The HSBC issue was the first renminbi bond to be quoted and traded on the LSE’s new electronic ORB platform, seen as a key step in driving participation from European retail investors.
That initiative, however, has failed to spark, and bankers are not expecting other issuers to use the format for the time being as retail investors remain more focused on equities.
UK banks currently conduct renminbi businesses via Hong Kong’s clearing infrastructure, but hopes are high that the country will soon get its own renminbi clearing bank – a privilege granted so far to Hong Kong, Macau, Taiwan and Singapore.
In trade financing, London is already becoming established as an international hub. The UK already accounts for the biggest proportion of international renminbi, or CNH, payments outside of Hong Kong and China, according to SWIFT, with 3% of the global market. If London can press home its first-mover advantage to capture a big share of European trade financings, the number will surely grow: the eurozone is China’s largest trading partner, accounting for 15% of the PRC’s trade in 2012.
“London has a strategic geographic advantage – it serves as a financial link between China and ‘the west’, including Europe, the Middle East and North Africa, and the Americas,” said RBS analysts Tiffany Qiu and Louis Kuijs in a recent note. “London will lead the offshore RMB business in Europe, due to its traditional financial-centre advantage, but it may also face competition from Paris and other developed cities.”

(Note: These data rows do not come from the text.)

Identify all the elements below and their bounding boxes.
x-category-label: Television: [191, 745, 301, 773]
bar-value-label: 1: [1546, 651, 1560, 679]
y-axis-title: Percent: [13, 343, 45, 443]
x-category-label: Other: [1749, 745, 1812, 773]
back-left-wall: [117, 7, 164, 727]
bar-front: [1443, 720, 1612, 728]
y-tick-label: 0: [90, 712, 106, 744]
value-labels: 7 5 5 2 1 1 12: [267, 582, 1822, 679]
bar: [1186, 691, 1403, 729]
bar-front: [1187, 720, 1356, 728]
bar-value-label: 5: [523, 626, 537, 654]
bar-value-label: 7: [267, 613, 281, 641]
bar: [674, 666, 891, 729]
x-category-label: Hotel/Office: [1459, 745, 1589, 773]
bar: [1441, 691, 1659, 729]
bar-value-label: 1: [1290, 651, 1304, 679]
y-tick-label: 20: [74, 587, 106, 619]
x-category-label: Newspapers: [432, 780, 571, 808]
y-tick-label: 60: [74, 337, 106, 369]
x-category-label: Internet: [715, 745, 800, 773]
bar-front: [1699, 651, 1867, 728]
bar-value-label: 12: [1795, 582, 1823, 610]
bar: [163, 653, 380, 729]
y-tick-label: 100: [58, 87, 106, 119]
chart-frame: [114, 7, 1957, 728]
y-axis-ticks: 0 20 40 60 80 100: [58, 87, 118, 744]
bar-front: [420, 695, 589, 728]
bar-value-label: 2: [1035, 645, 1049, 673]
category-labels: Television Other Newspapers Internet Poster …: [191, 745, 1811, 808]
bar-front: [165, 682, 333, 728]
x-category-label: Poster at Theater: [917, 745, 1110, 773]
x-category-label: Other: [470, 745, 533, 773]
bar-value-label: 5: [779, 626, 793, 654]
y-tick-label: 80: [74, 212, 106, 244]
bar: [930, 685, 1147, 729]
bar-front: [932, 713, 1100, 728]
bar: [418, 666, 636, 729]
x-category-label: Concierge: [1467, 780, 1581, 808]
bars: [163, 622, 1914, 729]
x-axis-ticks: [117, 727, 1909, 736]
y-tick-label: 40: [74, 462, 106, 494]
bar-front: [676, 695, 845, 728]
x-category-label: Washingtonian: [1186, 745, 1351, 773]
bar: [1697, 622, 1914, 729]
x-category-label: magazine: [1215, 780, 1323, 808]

One recent development that will strengthen London’s hand is the promise of a renminbi/sterling swap line between the Bank of England and the People’s Bank of China. Discussions were announced in February, and a final agreement is pending, but expectations are of a Rmb450bn renminbi swap line, the biggest yet.
“A renminbi/sterling swap arrangement will help to increase the confidence of participants in the CNH market. This deal will be the first such agreement with China by a G7 central bank,” said Mark Boleat, policy chairman of the City of London and head of the steering committee for the RMB initiative.
London has yet to release renminbi-trading data for the second half of 2012, but the most recent numbers show a rapid growth in forex volumes, with average daily volumes of spot forex at US$1.7bn in the first half of last year, up 150% from 2011.
Following China’s recent commitment to open its capital account by 2020, UK bankers say they are focusing on more than just the next headline Dim Sum bond, such as advising clients on gaining access to onshore investments and working to deepen trading liquidity.
The real prize, of course, is a slice of the global renminbi pool once China’s domestic markets become international: outstanding renminbi bonds in the offshore markets reached about Rmb375bn as at the end of 2012, compared to Rmb25.5trn onshore.